Satu temu mengundang banyak rindu. Sedangkan tumpukan rindu, belum tentu bisa berujung temu.
***
Tok.... Tok.... Tok.....
"Iya sebentar."
Cklek!
"Hai!"
"Loh, Iyan? Kamu ngapain pagi-pagi ke sini?"
"Gak boleh?"
"Ya bukannya enggak boleh. Maksudnya tuh, kamu gak ada kerjaan banget sampai pagi-pagi ke sini gitu?"
"Aku sebel banget sumpah!" Iyan nyelong masuk ke dalam kos Shafa, kemudian langsung berbaring di atas kasur gadis itu.
"Sebel kenapa?" tanya Shafa sembari menutup pintu kemudian duduk tak jauh dari Iyan.
"Semalam dosenku bilang kalau hari ini jam tujuh udah sampai kelas, giliran tadi udah sampai kelas, dosennya berhalangan masuk! Gila tuh dosen, ngerjain mulu."
Shafa tertawa, "Terus kamu ngapain ke sini tiba-tiba?" tanya Shafa setelah tawanya usai.
"Ya aku sebel lah! Masih pagi juga, mau ngapain di kosan.
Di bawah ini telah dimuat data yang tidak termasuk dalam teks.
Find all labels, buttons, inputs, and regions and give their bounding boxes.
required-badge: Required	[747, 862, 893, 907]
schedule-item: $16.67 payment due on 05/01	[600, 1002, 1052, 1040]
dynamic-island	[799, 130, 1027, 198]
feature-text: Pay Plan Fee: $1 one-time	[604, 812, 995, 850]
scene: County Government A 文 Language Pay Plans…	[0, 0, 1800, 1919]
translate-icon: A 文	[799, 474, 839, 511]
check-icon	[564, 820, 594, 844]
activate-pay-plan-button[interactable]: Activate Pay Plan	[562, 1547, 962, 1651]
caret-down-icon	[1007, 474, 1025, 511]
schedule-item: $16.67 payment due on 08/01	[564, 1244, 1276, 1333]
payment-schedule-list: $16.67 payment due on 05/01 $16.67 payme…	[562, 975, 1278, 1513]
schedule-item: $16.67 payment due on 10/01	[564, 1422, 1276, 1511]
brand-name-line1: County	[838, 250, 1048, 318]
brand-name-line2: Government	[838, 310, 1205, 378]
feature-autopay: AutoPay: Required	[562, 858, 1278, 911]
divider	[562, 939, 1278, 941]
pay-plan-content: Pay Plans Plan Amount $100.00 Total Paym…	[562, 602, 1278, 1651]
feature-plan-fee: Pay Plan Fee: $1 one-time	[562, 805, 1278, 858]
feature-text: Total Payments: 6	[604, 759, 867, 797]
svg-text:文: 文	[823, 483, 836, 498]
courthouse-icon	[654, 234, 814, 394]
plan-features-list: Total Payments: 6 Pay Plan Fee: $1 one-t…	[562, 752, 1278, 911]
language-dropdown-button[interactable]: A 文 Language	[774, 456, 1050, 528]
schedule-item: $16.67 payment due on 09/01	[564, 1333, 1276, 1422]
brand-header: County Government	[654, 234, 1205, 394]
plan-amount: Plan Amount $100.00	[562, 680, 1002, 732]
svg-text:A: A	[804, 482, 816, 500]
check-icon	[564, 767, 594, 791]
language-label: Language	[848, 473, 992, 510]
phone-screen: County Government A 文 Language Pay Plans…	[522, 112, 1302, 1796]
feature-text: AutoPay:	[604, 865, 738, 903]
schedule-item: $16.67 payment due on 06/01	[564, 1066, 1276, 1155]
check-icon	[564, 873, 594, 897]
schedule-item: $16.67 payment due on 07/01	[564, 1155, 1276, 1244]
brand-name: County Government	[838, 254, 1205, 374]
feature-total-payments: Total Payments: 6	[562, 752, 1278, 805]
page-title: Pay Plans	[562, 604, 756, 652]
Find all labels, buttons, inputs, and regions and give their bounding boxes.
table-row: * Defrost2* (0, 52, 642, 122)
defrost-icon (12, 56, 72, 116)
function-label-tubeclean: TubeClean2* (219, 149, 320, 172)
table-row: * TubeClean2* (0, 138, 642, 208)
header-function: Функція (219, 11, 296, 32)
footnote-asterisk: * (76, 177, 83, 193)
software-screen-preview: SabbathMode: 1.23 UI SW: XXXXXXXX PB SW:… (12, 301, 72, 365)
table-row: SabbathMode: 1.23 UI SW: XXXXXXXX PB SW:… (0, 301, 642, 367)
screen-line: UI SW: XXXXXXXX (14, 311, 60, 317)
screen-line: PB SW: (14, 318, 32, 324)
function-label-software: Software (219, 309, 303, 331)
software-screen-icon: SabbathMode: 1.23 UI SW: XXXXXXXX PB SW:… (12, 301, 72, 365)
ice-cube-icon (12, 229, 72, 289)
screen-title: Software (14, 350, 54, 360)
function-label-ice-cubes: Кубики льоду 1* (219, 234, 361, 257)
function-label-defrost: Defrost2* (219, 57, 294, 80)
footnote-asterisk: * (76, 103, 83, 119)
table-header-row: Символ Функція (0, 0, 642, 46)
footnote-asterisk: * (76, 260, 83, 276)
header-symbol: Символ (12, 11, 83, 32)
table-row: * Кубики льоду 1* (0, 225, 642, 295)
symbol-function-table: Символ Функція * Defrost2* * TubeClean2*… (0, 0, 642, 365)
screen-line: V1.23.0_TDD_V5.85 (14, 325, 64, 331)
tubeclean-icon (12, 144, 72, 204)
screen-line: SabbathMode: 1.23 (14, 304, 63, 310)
Udah gak selera tidur lagi. Oh iya, kamu gak kerja?"
"Izin."
"Kenapa?"
"Masih belum bisa ketemu Bang Anjas."
"Kamu jadi keluar?"
"Jadilah."
Iyan mengangguk-anggukkan kepalanya seraya menatap Shafa. Lelaki itu baru sadar, bahwa saat ini Shafa hanya mengenakan daster panjag dengan lengan pendek bergambar panda dan berwarna biru. Diam-diam, Iyan tersenyum geli. Shafa benar-benar lucu sekali. Belum lagi, wajah bantal dan cepolannya yang berantakan.
"Kenapa si? Liatin aku ya?" tanya Shafa yang tersadar bahwa Iyan memperhatikannya.
"Enggak. Geer banget."
"Bohong. Orang tadi aku liat kok."
"Enggak ih."
"Kenapa si? Buluk banget ya mukaku? Belum mandi."
"Kamu belum mandi?"
"Belum. Baru kelar beres-beres."
"Belum sarapan juga?"
"Belum."
"Mandi gih, nanti sarapan bareng."
"Hm, oke. Tunggu ya."
Shafa bergegas mandi, meninggalkan Iyan sendiri di antara benda-benda milik gadis itu. Karena dilanda bosan sebab tak ada yang menyenangkan, lelaki itu bangkit dari rebahannya kemudian melihat-lihat benda di atas meja rias Shafa. Gadis itu seperti gadis pada umunya. Punya alat make up, skincare, terus memiliki banyak perawatan rambut, dan alat-alat khas gadis lainnya. Namun, satu benda menarik perhatian Iyan, yaitu buku miliknya. Ternyata, Shafa membelinya.
Namun, belum sempat tangan Iyan meraih buku itu, tangan besar lelaki itu tidak sengaja menyenggol serum milik Shafa. Alhasil, botol serumnya pecah dan menimbulkan suara sedikit nyaring.
"Apa itu?!" pekik Shafa dari dalam kamar mandi.
Iyan menepuk jidatnya, "Mampus!"
Suara pintu kamar mandi terdengar, menandakan Shafa telah usai. Sontak hal itu membuat Iyan binggung setengah mati. Karena Shafa pasti akan tega menguburnya hidup-hidup kalau ia tau bahwa Iyan telah merusak salah satu skincare miliknya.
"Loh, kok ada pecahan kaca? Ini apa?" Shafa menghampirinya untuk melihat lebih jelas, sedangkan Iyan sudah takut setengah mati.
"Inikan serum aku!" Shafa melirik Iyan.
"Maaf, gak sengaja."
"Kamu apain sih kok sampai jatuh?!"
"Kesenggol dikit. Lagian, serumnya baperan. Disenggol dikit jatuh. Bukan salah akulah!"
"Bisa-bisanya ya nyalahin serum! Kamu tau gak sih?! Ini tuh harganya mahal Iyan!"